I used V(final) = V(initial) + at. Substituting 60.0 for v(final), 0 for v(initial), and 6.0 for a. I solved for t and got 10.0s, but the answer is supposed to be 20.0s. What am I doing wrong?


You have found the instant of time when the velocities of the two cars will become the same. At that instant the two may not be in the same position.

You have to find the instant when they are in the same POsition, i.e. the instant when their displacements or distance traveled (from the point where the crimnal's car passes the stationary police car), are the same.

 

[Shyam]

I would suggest drawing a vector diagram. Like u solve other questions in relatve velocity.
I agree with Ambitwistor

 

[mani]

"a police officer begins pursuing a speeding car when it passes. If the car moves with a constant velocity of 60.0m/s, and the officer moves with a constant acceleration of 6.0m/s^2. How long will it take the officer to catch up to the car if he begins pursuing from rest?"

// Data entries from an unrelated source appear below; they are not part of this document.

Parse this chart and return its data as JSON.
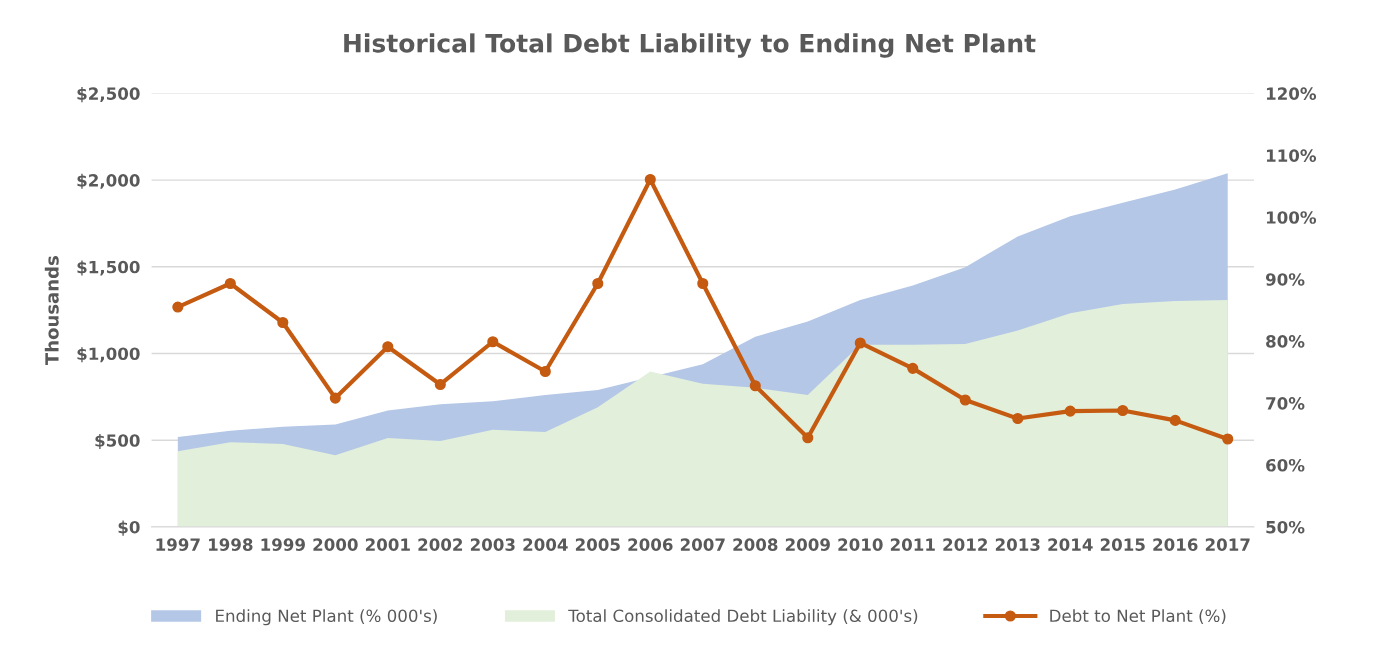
{
  "chart_data": {
    "type": "area",
    "title": "Historical Total Debt Liability to Ending Net Plant",
    "categories": [
      "1997",
      "1998",
      "1999",
      "2000",
      "2001",
      "2002",
      "2003",
      "2004",
      "2005",
      "2006",
      "2007",
      "2008",
      "2009",
      "2010",
      "2011",
      "2012",
      "2013",
      "2014",
      "2015",
      "2016",
      "2017"
    ],
    "series": [
      {
        "name": "Ending Net Plant (% 000's)",
        "color": "#b4c7e7",
        "values": [
          519,
          554,
          578,
          590,
          672,
          708,
          725,
          761,
          790,
          null,
          938,
          1097,
          1185,
          1309,
          1392,
          1498,
          1675,
          1792,
          1869,
          1946,
          2040
        ]
      },
      {
        "name": "Total Consolidated Debt Liability (& 000's)",
        "color": "#e2efda",
        "values": [
          436,
          489,
          478,
          413,
          513,
          495,
          560,
          548,
          690,
          896,
          825,
          802,
          761,
          1050,
          1050,
          1055,
          1132,
          1232,
          1285,
          1303,
          1309
        ]
      },
      {
        "name": "Debt to Net Plant (%)",
        "type": "line",
        "axis": "y2",
        "color": "#c55a11",
        "marker": "circle",
        "values": [
          85.5,
          89.3,
          83.0,
          70.8,
          79.1,
          73.0,
          79.9,
          75.1,
          89.3,
          106.1,
          89.3,
          72.8,
          64.4,
          79.7,
          75.6,
          70.5,
          67.5,
          68.7,
          68.8,
          67.2,
          64.2
        ]
      }
    ],
    "ylabel": "Thousands",
    "ylim": [
      0,
      2500
    ],
    "yticks": [
      {
        "value": 0,
        "label": "$0"
      },
      {
        "value": 500,
        "label": "$500"
      },
      {
        "value": 1000,
        "label": "$1,000"
      },
      {
        "value": 1500,
        "label": "$1,500"
      },
      {
        "value": 2000,
        "label": "$2,000"
      },
      {
        "value": 2500,
        "label": "$2,500"
      }
    ],
    "y2lim": [
      50,
      120
    ],
    "y2ticks": [
      {
        "value": 50,
        "label": "50%"
      },
      {
        "value": 60,
        "label": "60%"
      },
      {
        "value": 70,
        "label": "70%"
      },
      {
        "value": 80,
        "label": "80%"
      },
      {
        "value": 90,
        "label": "90%"
      },
      {
        "value": 100,
        "label": "100%"
      },
      {
        "value": 110,
        "label": "110%"
      },
      {
        "value": 120,
        "label": "120%"
      }
    ],
    "grid": "y",
    "legend": "bottom"
  }
}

Initial coinciding point is our space origin, the coinciding instant, our time origin.
The path of motion is our X Axis.
X coordinate of criminal's car at any instant t = 60 t meters

X coordinate of police car at any instant t = (1/2)(6)t^2 meters

If the catch up takes place at instant t1;
60(t1) = (1/2)(6)(t1)^2 which has the solutions;
t1 = 0 and t1 = 20.
The first is trivial. The catch up takes place at 20 secs

 

[PrudensOptimus]

Δx = 0.5at^2

a = 6 m/s^2

Δx = 3t^2

Δx = vt

vt = 3t^2

t = v/3 = 60/3 = 20s.